I would say I love her because I really do. At first it was friendly, then it somehow became known that I had more feelings for her than I meant too.
But, today I realized that I loved her. Not the kind of love that couples seem to feel lately. Like, the kind that comes so fast and fades so quickly? No, this is something... beautiful.
I didn't want her to leave. I wanted to pull her close and just have her nuzzle into my painful neck. I wanted sweet kisses to be planted there, and for it to heal me like they always do.
I knew I loved her when I fearlessly kissed her in the hallway. it was easier because nobody except she, Morgan, and I were there so I didn't have to worry about someone saying something.
But, in all honesty, I wouldn't care one bit if someone would have seen us. She makes me happy and as I to she. Why shouldn't our happiness count? Why can I not show my feelings? I am in love with her, so please tell me how this is fair?
How is it fair that I have to hide?

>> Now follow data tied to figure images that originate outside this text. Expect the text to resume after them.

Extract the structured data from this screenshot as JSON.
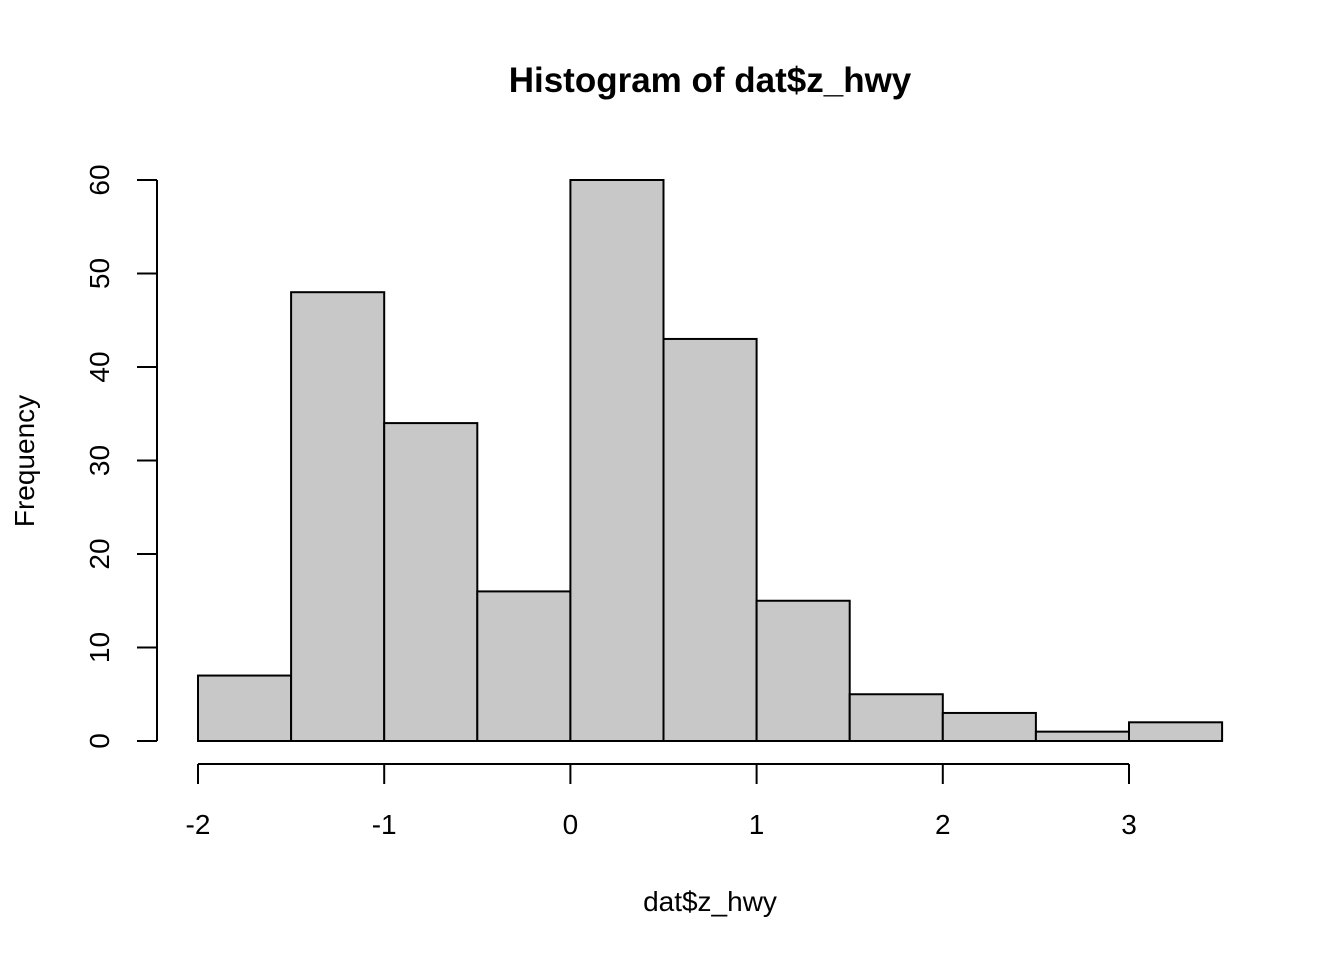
{
  "chart_data": {
    "type": "bar",
    "title": "Histogram of dat$z_hwy",
    "xlabel": "dat$z_hwy",
    "ylabel": "Frequency",
    "bins": [
      {
        "from": -2.0,
        "to": -1.5,
        "count": 7
      },
      {
        "from": -1.5,
        "to": -1.0,
        "count": 48
      },
      {
        "from": -1.0,
        "to": -0.5,
        "count": 34
      },
      {
        "from": -0.5,
        "to": 0.0,
        "count": 16
      },
      {
        "from": 0.0,
        "to": 0.5,
        "count": 60
      },
      {
        "from": 0.5,
        "to": 1.0,
        "count": 43
      },
      {
        "from": 1.0,
        "to": 1.5,
        "count": 15
      },
      {
        "from": 1.5,
        "to": 2.0,
        "count": 5
      },
      {
        "from": 2.0,
        "to": 2.5,
        "count": 3
      },
      {
        "from": 2.5,
        "to": 3.0,
        "count": 1
      },
      {
        "from": 3.0,
        "to": 3.5,
        "count": 2
      }
    ],
    "xlim": [
      -2,
      3.5
    ],
    "ylim": [
      0,
      60
    ],
    "x_ticks": [
      -2,
      -1,
      0,
      1,
      2,
      3
    ],
    "y_ticks": [
      0,
      10,
      20,
      30,
      40,
      50,
      60
    ],
    "grid": false,
    "bar_color": "#c8c8c8",
    "border_color": "#000000"
  }
}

Having a beautiful and healthy relationship full of love and trust and two beautiful souls... Why should we have to hide when abusive relationships are allowed and people who are are sexist and rapists are allowed to roam the world?
All I ask is for acceptance and love. I just want to be able to walk around with my head held high and to be able to hold her hand, with my thumb caressing the back of her hand. I just want to kiss her when I want to and not feel like I am disturbing others. Loving her and being with her feels so right... So why can I not show it?
I love her... I really do. She is my night and my day. My dark and my light. My winter to my spring... Please don't take my happiness away.
Morgan=great friend. Leigh... baby... I love you so much.